Foto: Divulgação/CGE-AM
A Controladoria-Geral do Estado do Amazonas (CGE-AM) avança na consolidação do Sistema de controle interno do Poder Executivo Estadual com a implementação integrada das medidas previstas nos Decretos nº 53.272 e nº 53.273. As normas estruturam a atuação do controle interno e modernizam os processos de auditoria governamental, com foco na prevenção de irregularidades, no fortalecimento da governança e no aprimoramento da gestão pública.
Sob a coordenação da CGE-AM, enquanto Órgão Central do Sistema de controle interno, já estão em andamento ações voltadas à padronização de procedimentos, automação de rotinas, fortalecimento das Unidades de controle interno e adoção de práticas preventivas baseadas em gestão de riscos, promovendo maior eficiência, segurança e transparência na administração pública Estadual.
Para o controlador-geral do Estado, Jeibson Justiniano, as medidas representam um avanço estrutural para o controle interno no Amazonas. “A integração entre normas e tecnologia fortalece a governança pública, amplia a capacidade preventiva do Estado e contribui para uma gestão mais eficiente e responsável dos recursos públicos”, destaca.
Sistema Apoena moderniza e padroniza as auditorias internas
Instituído pelo decreto nº 53.272, o Sistema de auditoria interna Governamental do Estado do Amazonas – Apoena já está sendo implementado como a plataforma eletrônica oficial (https://apoena.CGE.am.gov.br/) para a realização das atividades de auditoria interna, no âmbito do Poder Executivo Estadual. A ferramenta foi desenvolvida para padronizar metodologias, automatizar processos e conferir maior celeridade, segurança e rastreabilidade à tramitação de dados e informações entre a CGE-AM e os órgãos e entidades auditados.


Gerido pela Controladoria-Geral do Estado, com desenvolvimento e manutenção conduzidos pela Subcontroladoria-Geral de controle interno, o Apoena integra todas as etapas do processo de auditoria, desde o planejamento anual e a avaliação de riscos até o registro de evidências, a emissão de relatórios e o monitoramento das recomendações. Relatórios, pareceres, certificados de contas e planos de providências passam a ser produzidos e acompanhados por meio do sistema, com autenticidade e validade jurídica asseguradas por mecanismos de segurança da informação e uso de assinatura eletrônica ou digital.

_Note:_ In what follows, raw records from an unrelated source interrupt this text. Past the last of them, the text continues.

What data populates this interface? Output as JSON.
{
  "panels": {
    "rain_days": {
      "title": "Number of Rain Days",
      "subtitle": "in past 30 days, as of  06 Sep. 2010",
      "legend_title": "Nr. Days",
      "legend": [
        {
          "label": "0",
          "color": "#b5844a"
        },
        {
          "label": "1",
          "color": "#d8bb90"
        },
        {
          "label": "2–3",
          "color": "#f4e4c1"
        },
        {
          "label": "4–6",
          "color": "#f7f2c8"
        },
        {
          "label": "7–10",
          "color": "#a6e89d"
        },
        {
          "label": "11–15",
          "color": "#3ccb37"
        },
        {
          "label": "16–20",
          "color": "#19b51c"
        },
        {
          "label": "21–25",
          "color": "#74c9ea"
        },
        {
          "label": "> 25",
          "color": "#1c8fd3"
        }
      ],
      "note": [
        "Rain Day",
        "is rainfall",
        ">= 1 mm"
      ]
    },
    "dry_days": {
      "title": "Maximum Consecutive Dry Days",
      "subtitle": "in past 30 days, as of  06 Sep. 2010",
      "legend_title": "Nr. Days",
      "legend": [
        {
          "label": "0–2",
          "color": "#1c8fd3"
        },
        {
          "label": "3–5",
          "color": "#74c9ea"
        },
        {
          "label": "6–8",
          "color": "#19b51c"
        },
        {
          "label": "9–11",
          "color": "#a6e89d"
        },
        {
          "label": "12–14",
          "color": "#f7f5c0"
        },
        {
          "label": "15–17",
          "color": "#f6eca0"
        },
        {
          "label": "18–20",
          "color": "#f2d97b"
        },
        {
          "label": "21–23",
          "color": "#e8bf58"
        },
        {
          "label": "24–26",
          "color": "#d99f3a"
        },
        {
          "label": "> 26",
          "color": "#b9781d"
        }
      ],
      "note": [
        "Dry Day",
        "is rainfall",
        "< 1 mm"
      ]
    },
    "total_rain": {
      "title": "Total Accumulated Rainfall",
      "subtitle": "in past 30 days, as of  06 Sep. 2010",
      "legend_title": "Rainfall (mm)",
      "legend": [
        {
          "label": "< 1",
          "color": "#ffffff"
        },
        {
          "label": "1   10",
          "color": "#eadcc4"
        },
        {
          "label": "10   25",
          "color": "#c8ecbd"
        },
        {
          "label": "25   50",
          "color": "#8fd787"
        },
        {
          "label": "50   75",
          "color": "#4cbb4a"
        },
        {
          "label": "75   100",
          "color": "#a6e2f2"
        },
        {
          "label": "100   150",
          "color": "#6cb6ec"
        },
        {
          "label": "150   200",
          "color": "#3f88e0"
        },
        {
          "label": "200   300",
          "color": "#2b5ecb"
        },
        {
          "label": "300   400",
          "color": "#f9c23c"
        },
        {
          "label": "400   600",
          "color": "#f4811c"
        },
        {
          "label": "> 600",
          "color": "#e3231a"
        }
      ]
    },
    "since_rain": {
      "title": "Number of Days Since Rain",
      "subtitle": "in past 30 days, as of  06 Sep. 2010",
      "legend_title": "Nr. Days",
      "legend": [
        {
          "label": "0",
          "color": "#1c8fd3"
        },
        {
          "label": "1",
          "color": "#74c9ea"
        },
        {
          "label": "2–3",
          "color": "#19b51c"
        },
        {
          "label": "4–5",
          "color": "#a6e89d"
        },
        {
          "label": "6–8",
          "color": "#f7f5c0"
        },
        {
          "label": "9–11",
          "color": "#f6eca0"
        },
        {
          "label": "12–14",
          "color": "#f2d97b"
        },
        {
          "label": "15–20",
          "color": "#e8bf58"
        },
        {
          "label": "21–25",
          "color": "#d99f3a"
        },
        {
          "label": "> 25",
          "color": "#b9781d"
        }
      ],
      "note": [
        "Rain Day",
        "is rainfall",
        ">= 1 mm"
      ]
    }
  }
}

A subcontroladora-geral de controle interno, Lúcia Magalhães, destaca que a plataforma fortalece a atuação técnica da auditoria interna governamental. “O APOENA amplia a integração com as unidades gestoras, melhora o acompanhamento das recomendações e torna mais eficiente o fluxo de informações, reforçando o papel estratégico do controle interno no Poder Executivo”, afirma.
Regulamentação consolida o Sistema de controle interno no Executivo Estadual
O decreto nº 53.273 regulamenta o Sistema de controle interno do Poder Executivo Estadual, estabelecendo diretrizes claras quanto à sua organização, funcionamento e responsabilidades. A norma define o controle interno como um conjunto de órgãos, funções e atividades voltadas à mitigação de riscos, à verificação da legalidade dos atos administrativos e à promoção da correta aplicação dos recursos públicos.

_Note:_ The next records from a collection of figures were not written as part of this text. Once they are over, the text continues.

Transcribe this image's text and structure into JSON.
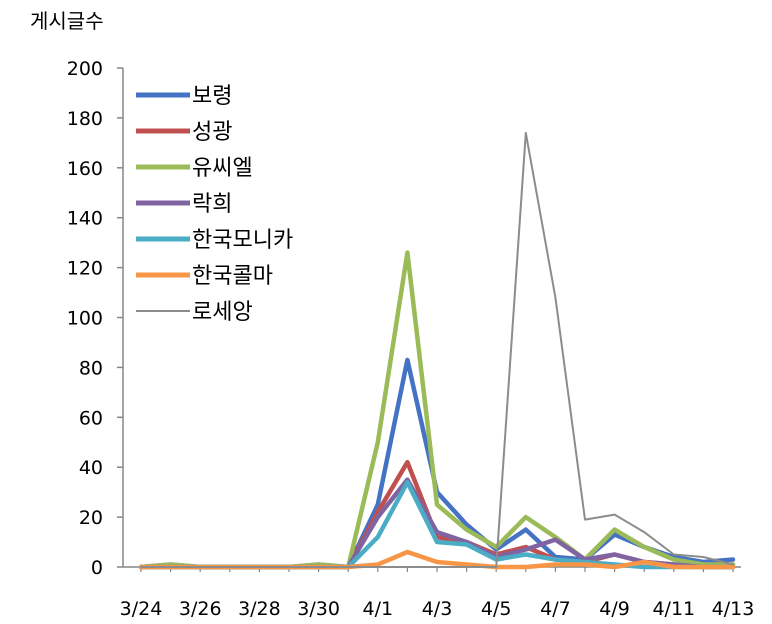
{
  "chart_data": {
    "type": "line",
    "ylabel": "게시글수",
    "ylim": [
      0,
      200
    ],
    "yticks": [
      0,
      20,
      40,
      60,
      80,
      100,
      120,
      140,
      160,
      180,
      200
    ],
    "x": [
      "3/24",
      "3/25",
      "3/26",
      "3/27",
      "3/28",
      "3/29",
      "3/30",
      "3/31",
      "4/1",
      "4/2",
      "4/3",
      "4/4",
      "4/5",
      "4/6",
      "4/7",
      "4/8",
      "4/9",
      "4/10",
      "4/11",
      "4/12",
      "4/13"
    ],
    "xtick_labels": [
      "3/24",
      "3/26",
      "3/28",
      "3/30",
      "4/1",
      "4/3",
      "4/5",
      "4/7",
      "4/9",
      "4/11",
      "4/13"
    ],
    "legend_position": "top-left",
    "grid": false,
    "series": [
      {
        "name": "보령",
        "color": "#4472C4",
        "values": [
          0,
          1,
          0,
          0,
          0,
          0,
          1,
          0,
          25,
          83,
          30,
          17,
          7,
          15,
          4,
          3,
          13,
          8,
          4,
          2,
          3
        ]
      },
      {
        "name": "성광",
        "color": "#C0504D",
        "values": [
          0,
          0,
          0,
          0,
          0,
          0,
          0,
          0,
          22,
          42,
          12,
          10,
          5,
          8,
          3,
          2,
          5,
          2,
          1,
          0,
          1
        ]
      },
      {
        "name": "유씨엘",
        "color": "#9BBB59",
        "values": [
          0,
          1,
          0,
          0,
          0,
          0,
          1,
          0,
          50,
          126,
          25,
          15,
          8,
          20,
          12,
          3,
          15,
          8,
          3,
          1,
          1
        ]
      },
      {
        "name": "락희",
        "color": "#8064A2",
        "values": [
          0,
          0,
          0,
          0,
          0,
          0,
          0,
          0,
          20,
          35,
          14,
          10,
          4,
          7,
          11,
          3,
          5,
          2,
          1,
          0,
          0
        ]
      },
      {
        "name": "한국모니카",
        "color": "#4BACC6",
        "values": [
          0,
          0,
          0,
          0,
          0,
          0,
          0,
          0,
          12,
          34,
          10,
          9,
          3,
          5,
          3,
          2,
          1,
          0,
          0,
          0,
          0
        ]
      },
      {
        "name": "한국콜마",
        "color": "#F79646",
        "values": [
          0,
          0,
          0,
          0,
          0,
          0,
          0,
          0,
          1,
          6,
          2,
          1,
          0,
          0,
          1,
          1,
          0,
          2,
          0,
          0,
          0
        ]
      },
      {
        "name": "로세앙",
        "color": "#8C8C8C",
        "values": [
          0,
          0,
          0,
          0,
          0,
          0,
          0,
          0,
          0,
          0,
          0,
          0,
          0,
          174,
          108,
          19,
          21,
          14,
          5,
          4,
          1
        ]
      }
    ]
  }
}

Entre as medidas já em execução, destaca-se o fortalecimento das Unidades de controle interno (UCIs) nos órgãos e entidades da administração pública estadual, que atuam de forma preventiva e orientadora, diretamente subordinadas à autoridade máxima de cada instituição e com vinculação técnica à CGE-AM. As unidades contribuem para a proteção do patrimônio público, a conformidade dos atos administrativos e a confiabilidade das informações utilizadas pela gestão.
A regulamentação também atribui à alta administração a responsabilidade pela implantação, manutenção e aperfeiçoamento dos controles internos, bem como pela adoção de políticas de gestão de riscos e integridade. À Controladoria-Geral do Estado cabe coordenar o sistema, orientar tecnicamente os órgãos, consolidar informações e promover a capacitação contínua dos servidores que atuam no controle interno.